Wisconsin Right Now, in a multi-part series, investigated gender surgeries and treatments in Wisconsin hospitals.
There is immediate pushback to a proposal at the Wisconsin Capitol that would ban sex change surgeries and gender-affirming care for children.
The Wisconsin Legislative LGBTQ+ Caucus condemned the plan from Republicans, calling it “cruel.”
“Once again, Republicans are interfering with private medical decisions that belong in the hands of patients and their doctors – not politicians. Gender-affirming care reduces gender dysphoria and helps people live healthy and authentic lives,” caucus members said in an open letter.
The legislation would ban any surgery that results in sterilization, a mastectomy, puberty-blocking drugs, and other hormone treatments for children.
Rep. Scott Allen, R-Waukesha, is the lead sponsor of the bill, which he is calling the Help Not Harm Act.
“There are too many studies that show the harm of these procedures, and there are too many stories of young people regretting their transition later. We need to help minors by giving them the inherent blessing of time,” Allen said. “This is why the state bans minors from voting, joining the military, getting a tattoo, signing a contract or buying alcohol or tobacco. “Why should the state depart from this prudent policy when it comes to minors engaging in untested, harmful, and irreversible procedures?”
The LGBTQ+ Caucus counters that doctors and medical groups support gender-affirming care.
“Every major medical organization – including the American Medical Association, the American Academy of Pediatrics, the American Academy of Child and Adolescent Psychiatry and the American Psychological Association – attests that gender-affirming care is safe, medically necessary, and saves lives,” the caucus members said. “We remain committed to protecting our LGBTQ+ youth in Wisconsin and will continue to be a voice for the LGBTQ+ community throughout our state. We will continue to fight to ensure that this bill – and any future legislation that harms LGBTQ+ Wisconsinites – will never become law in Wisconsin.”

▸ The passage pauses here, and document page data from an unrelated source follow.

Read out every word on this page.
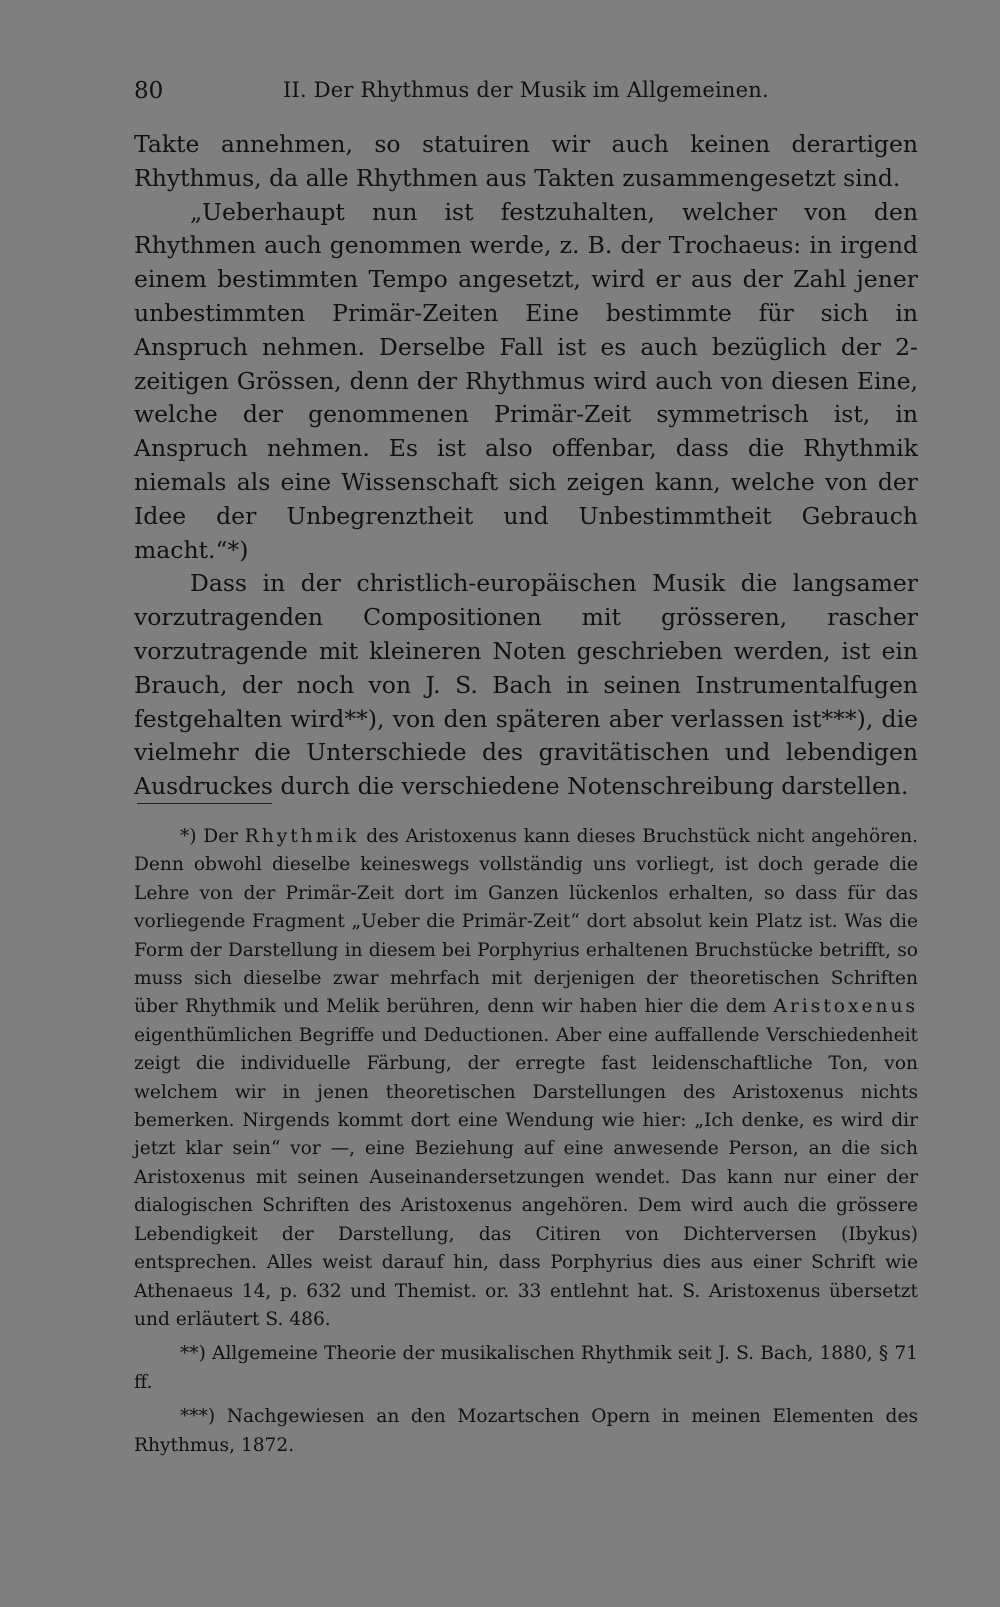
80	II. Der Rhythmus der Musik im Allgemeinen.

Takte annehmen, so statuiren wir auch keinen derartigen Rhythmus, da alle Rhythmen aus Takten zusammengesetzt sind.

„Ueberhaupt nun ist festzuhalten, welcher von den Rhythmen auch genommen werde, z. B. der Trochaeus: in irgend einem bestimmten Tempo angesetzt, wird er aus der Zahl jener unbestimmten Primär-Zeiten Eine bestimmte für sich in Anspruch nehmen. Derselbe Fall ist es auch bezüglich der 2-zeitigen Grössen, denn der Rhythmus wird auch von diesen Eine, welche der genommenen Primär-Zeit symmetrisch ist, in Anspruch nehmen. Es ist also offenbar, dass die Rhythmik niemals als eine Wissenschaft sich zeigen kann, welche von der Idee der Unbegrenztheit und Unbestimmtheit Gebrauch macht.“*)

Dass in der christlich-europäischen Musik die langsamer vorzutragenden Compositionen mit grösseren, rascher vorzutragende mit kleineren Noten geschrieben werden, ist ein Brauch, der noch von J. S. Bach in seinen Instrumentalfugen festgehalten wird**), von den späteren aber verlassen ist***), die vielmehr die Unterschiede des gravitätischen und lebendigen Ausdruckes durch die verschiedene Notenschreibung darstellen.

*) Der Rhythmik des Aristoxenus kann dieses Bruchstück nicht angehören. Denn obwohl dieselbe keineswegs vollständig uns vorliegt, ist doch gerade die Lehre von der Primär-Zeit dort im Ganzen lückenlos erhalten, so dass für das vorliegende Fragment „Ueber die Primär-Zeit“ dort absolut kein Platz ist. Was die Form der Darstellung in diesem bei Porphyrius erhaltenen Bruchstücke betrifft, so muss sich dieselbe zwar mehrfach mit derjenigen der theoretischen Schriften über Rhythmik und Melik berühren, denn wir haben hier die dem Aristoxenus eigenthümlichen Begriffe und Deductionen. Aber eine auffallende Verschiedenheit zeigt die individuelle Färbung, der erregte fast leidenschaftliche Ton, von welchem wir in jenen theoretischen Darstellungen des Aristoxenus nichts bemerken. Nirgends kommt dort eine Wendung wie hier: „Ich denke, es wird dir jetzt klar sein“ vor —, eine Beziehung auf eine anwesende Person, an die sich Aristoxenus mit seinen Auseinandersetzungen wendet. Das kann nur einer der dialogischen Schriften des Aristoxenus angehören. Dem wird auch die grössere Lebendigkeit der Darstellung, das Citiren von Dichterversen (Ibykus) entsprechen. Alles weist darauf hin, dass Porphyrius dies aus einer Schrift wie Athenaeus 14, p. 632 und Themist. or. 33 entlehnt hat. S. Aristoxenus übersetzt und erläutert S. 486.

**) Allgemeine Theorie der musikalischen Rhythmik seit J. S. Bach, 1880, § 71 ff.

***) Nachgewiesen an den Mozartschen Opern in meinen Elementen des Rhythmus, 1872.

However, WRN has documented that many of these organizations are riddled with bias and conflict of interest questions. For example, the American Psychological Association pushes research arguing that allowing “gender creative children who eventually identify as cisgender the freedom to explore their gender – even with puberty blockers – helped them feel more confident in their ultimate decisions about their gender identity.”
The APA has long pushed controversial left-wing political stances.
According to Capital Research, when the American Psychological Association (APA) published its guidelines for Psychological Practice with Boys and Men in August 2018, controversy erupted because the group “instructed therapists and clinicians to treat traditional masculinity (defined as stoicism, competitiveness, dominance, and aggression) as ‘on the whole, harmful’ and entirely socially constructed.”
Capital Research found that “the psychologists who make up the APA are overwhelmingly left-wing. A 2012 study found that of 800 psychologists surveyed, only 6 percent identified themselves as conservative.”
Furthermore, the article says, APA has been funded by a series of left-wing foundations, including the Arcus Foundation, which structured “many of its grants to focus on LGBT issues.” According to Influence Watch, that foundation is associated with billionaire medical device heir Jon Stryker. One of its two main goals is “to promote LGBT activism,” Influence Watch reported.
Since the election of President Trump, “the APA expanded its range of issues to include climate change and immigration, Capital Research reported.